Again, interrupt CPU on the software based platforms like an 1841 is generally driven by traffic volume. An 1841 is rated at 75 Kpps, which for min size Ethernet packets, is only about 38 Mbps. With typical packet sizes, and 1841 might be about 3x that. Your posted interface stats showed a 5 minute average of about 17 Mbps. So I would expect CPU load between about 45% to about 15%, and your 5 minute CPU average was 34%.

Your interface stats also caught a couple of packets in the input queue which is indicative of a router being unable to keep up with the offered traffic load.

I tried to compute your average packet sizes, but it looks to me like the counters might have wrapped. Clear the counters and after a day divide both input and output total bytes by their corresponding total packets. If average packets sizes are small, this would be another confirmation of higher than expected CPU loading.

PS:

If this Ethernet link is fractional (about 40 Mbps), I would recommend a shaper rather than a policer and such should be in a parent policy with a child policy controlling prioritization when there's congestion.

Ivan Krimmel · ‎10-01-2011

Hi Sagar,

what has been changed since 4 days while you're observing this issue? it is obvious that no config changes were carried out, but perhaps traffic rate has increased? also, are you aware of the traffic pattern flowing over this box, i.e. what sort of traffic is going through? The problem with software platforms is that we can't trace which packets are being punted to CPU.

If possible, I'd suggest to take a sniffer trace and have a look into the actual packets.

HTH,

Ivan.

Mukund M Deshpande · ‎10-03-2011

Hi Ivan ,

There is no change in traffic load also as per last 2 months logs fro the 20 mB interface .
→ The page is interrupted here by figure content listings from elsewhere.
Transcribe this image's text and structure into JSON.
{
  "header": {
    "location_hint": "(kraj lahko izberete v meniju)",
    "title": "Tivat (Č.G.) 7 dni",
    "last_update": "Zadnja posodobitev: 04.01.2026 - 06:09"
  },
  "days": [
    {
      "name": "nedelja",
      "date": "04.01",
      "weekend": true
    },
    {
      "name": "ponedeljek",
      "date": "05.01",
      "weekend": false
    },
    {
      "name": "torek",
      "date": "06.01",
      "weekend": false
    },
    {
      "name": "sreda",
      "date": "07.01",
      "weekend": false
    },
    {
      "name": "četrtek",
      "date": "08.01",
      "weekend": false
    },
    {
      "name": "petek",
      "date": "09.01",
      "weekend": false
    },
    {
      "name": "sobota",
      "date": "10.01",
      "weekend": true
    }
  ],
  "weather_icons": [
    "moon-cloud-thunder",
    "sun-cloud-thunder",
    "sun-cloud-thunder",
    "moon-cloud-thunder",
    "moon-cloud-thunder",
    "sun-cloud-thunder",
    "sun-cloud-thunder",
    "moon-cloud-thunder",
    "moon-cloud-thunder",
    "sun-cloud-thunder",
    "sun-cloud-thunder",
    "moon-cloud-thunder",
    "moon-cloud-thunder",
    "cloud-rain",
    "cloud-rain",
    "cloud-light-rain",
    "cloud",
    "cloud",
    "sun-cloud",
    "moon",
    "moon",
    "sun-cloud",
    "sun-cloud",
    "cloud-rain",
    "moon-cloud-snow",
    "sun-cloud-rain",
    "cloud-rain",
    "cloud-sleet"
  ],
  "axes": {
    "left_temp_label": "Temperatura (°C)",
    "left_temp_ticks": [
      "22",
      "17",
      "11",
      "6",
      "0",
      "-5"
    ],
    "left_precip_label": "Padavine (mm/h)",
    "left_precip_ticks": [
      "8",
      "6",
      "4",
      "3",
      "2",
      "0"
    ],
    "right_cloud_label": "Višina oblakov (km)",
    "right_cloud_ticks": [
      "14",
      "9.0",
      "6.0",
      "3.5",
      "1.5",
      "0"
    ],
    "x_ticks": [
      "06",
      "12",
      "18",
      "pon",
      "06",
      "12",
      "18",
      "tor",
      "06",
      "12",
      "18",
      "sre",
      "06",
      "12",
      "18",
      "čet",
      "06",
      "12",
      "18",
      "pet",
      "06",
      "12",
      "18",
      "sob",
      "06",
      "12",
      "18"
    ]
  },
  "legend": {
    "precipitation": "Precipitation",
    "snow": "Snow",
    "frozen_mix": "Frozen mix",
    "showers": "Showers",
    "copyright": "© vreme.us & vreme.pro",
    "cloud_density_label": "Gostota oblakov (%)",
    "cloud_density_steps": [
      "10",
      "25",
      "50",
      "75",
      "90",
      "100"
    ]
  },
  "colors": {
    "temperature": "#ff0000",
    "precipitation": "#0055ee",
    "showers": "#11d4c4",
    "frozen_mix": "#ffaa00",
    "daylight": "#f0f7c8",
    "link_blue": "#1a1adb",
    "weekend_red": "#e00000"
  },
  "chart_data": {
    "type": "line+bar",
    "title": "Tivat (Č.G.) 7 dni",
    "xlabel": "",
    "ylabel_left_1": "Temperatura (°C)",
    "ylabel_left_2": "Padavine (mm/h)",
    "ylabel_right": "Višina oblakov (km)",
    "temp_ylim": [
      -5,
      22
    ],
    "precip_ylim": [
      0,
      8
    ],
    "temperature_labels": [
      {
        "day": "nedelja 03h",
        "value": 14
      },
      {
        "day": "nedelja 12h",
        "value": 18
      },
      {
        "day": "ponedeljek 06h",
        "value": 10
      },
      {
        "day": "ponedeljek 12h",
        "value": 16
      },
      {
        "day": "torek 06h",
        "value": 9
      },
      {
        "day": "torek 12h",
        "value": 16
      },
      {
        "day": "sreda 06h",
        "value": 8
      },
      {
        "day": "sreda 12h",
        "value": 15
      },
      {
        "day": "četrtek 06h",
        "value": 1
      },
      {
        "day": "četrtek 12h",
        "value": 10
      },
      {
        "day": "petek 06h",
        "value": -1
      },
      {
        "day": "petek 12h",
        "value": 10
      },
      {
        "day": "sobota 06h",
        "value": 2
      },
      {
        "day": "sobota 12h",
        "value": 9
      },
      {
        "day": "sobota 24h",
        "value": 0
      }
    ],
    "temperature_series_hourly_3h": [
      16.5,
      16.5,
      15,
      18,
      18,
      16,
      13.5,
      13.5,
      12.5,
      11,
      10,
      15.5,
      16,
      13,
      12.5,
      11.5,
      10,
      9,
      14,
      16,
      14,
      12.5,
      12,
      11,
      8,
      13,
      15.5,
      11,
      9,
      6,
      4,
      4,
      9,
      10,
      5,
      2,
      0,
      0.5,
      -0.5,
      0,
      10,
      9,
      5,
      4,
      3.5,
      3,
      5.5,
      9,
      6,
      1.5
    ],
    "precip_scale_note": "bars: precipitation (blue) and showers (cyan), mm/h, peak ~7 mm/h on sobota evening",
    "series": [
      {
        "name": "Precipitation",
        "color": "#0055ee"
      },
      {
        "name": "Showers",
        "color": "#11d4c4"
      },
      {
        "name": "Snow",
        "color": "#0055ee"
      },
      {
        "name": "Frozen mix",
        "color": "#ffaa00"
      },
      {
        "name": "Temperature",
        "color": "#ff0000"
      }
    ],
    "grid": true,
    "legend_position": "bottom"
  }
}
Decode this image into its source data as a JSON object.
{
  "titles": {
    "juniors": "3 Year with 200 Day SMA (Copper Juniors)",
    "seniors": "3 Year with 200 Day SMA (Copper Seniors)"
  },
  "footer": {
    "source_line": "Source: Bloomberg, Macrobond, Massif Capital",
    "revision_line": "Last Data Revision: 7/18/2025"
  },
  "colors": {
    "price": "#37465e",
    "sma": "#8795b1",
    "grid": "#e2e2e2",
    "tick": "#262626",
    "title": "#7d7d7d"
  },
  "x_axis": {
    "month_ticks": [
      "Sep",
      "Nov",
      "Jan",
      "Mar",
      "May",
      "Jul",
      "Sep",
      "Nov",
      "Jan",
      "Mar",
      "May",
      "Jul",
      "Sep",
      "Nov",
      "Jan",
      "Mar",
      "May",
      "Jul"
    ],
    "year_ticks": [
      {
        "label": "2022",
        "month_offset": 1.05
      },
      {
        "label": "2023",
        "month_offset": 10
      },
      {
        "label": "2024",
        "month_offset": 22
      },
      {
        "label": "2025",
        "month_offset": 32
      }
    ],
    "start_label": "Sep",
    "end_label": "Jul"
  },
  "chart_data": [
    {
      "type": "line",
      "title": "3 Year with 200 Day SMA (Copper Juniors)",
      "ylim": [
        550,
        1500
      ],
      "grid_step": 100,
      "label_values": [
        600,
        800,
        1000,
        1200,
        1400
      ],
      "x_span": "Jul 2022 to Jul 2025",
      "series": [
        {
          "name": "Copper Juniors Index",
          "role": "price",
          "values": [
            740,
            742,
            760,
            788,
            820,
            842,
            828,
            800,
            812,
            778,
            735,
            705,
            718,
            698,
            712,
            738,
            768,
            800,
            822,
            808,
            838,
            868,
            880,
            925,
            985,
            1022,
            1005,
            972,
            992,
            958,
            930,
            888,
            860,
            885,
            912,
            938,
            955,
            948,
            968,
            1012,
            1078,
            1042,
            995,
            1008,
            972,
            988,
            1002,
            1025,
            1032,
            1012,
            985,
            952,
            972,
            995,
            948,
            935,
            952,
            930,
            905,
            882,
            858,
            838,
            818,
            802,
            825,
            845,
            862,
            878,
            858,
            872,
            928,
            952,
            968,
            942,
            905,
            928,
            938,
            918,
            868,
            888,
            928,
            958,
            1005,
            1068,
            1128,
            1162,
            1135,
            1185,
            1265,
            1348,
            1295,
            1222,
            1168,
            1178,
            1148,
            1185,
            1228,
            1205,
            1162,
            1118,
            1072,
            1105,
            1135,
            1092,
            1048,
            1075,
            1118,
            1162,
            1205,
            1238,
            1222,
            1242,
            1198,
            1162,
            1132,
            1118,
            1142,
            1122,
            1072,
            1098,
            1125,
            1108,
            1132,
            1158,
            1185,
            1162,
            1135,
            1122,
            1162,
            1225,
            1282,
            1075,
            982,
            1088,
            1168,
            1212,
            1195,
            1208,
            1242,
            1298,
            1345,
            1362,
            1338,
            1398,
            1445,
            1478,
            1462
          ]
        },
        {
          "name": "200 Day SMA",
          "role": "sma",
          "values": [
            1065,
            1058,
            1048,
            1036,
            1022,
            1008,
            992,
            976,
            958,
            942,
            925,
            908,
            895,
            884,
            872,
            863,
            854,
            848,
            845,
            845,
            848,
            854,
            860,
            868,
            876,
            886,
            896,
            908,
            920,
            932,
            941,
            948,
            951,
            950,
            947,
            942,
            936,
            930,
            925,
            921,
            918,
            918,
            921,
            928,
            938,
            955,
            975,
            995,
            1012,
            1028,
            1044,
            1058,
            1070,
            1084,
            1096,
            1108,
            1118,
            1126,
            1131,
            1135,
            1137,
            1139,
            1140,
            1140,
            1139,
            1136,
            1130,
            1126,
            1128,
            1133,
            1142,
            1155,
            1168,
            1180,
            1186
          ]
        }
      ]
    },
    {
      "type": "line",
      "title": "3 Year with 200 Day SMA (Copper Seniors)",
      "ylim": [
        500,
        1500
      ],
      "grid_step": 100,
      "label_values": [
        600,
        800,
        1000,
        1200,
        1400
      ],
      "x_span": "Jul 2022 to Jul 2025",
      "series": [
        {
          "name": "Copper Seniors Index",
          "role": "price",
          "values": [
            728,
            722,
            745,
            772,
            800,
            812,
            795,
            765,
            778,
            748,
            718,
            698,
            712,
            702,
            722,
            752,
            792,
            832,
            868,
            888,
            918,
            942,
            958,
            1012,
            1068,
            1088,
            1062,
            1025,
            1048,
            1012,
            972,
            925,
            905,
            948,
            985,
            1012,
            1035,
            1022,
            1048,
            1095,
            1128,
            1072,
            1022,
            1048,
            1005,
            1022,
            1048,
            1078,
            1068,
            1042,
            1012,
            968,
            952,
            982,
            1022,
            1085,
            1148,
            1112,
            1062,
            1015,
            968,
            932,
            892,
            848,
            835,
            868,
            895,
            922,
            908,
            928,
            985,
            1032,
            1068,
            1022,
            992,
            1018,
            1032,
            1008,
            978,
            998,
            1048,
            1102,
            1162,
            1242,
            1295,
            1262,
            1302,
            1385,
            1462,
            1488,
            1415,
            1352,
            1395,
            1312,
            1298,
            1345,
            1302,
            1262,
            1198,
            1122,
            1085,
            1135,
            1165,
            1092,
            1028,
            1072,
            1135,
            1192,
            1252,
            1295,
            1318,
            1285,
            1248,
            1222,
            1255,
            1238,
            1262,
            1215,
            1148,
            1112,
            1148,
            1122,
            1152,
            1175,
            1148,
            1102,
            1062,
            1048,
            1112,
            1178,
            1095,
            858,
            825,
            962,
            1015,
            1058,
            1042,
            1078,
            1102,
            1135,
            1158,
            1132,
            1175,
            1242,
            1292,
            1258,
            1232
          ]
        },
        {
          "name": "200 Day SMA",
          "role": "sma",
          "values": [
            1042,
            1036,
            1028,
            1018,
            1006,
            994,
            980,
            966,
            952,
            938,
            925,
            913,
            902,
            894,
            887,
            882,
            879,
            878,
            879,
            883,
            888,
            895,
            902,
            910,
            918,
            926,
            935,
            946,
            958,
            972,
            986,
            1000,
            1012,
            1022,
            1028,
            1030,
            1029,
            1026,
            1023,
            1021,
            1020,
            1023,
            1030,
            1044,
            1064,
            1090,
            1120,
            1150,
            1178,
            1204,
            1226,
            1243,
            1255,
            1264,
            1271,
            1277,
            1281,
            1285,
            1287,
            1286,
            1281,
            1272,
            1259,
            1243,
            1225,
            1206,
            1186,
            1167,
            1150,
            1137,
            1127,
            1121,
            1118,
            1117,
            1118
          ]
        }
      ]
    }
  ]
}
How can you sniff traffic on 1841 , please let me know ..

--------------

thanks

Ivan Krimmel · ‎10-03-2011

Sagar,

we can't sniff to traffic on the router itself, I was refering to an external sniffer plugged in a switch, provided the router is connected to one. It is often a case for the CPU to go mad because of 'bad' packets.

HTH,

Ivan.

Joseph W. Doherty · ‎10-03-2011

Disclaimer

The Author of this posting offers the information contained within this posting without consideration and with the reader's understanding that there's no implied or expressed suitability or fitness for any purpose. Information provided is for informational purposes only and should not be construed as rendering professional advice of any kind. Usage of this posting's information is solely at reader's own risk.

Liability Disclaimer

In no event shall Author be liable for any damages whatsoever (including, without limitation, damages for loss of use, data or profit) arising out of the use or inability to use the posting's information even if Author has been advised of the possibility of such damage.

Posting

NB: Later IOSs do support a router sniffing its own traffic, see:

http://www.cisco.com/en/US/products/ps9913/products_ios_protocol_group_home.html

Believe many 'bad' packets, when they spike CPU, often do so outside of the fast path, for example, i.e. interrupt CPU would be much lower than total CPU.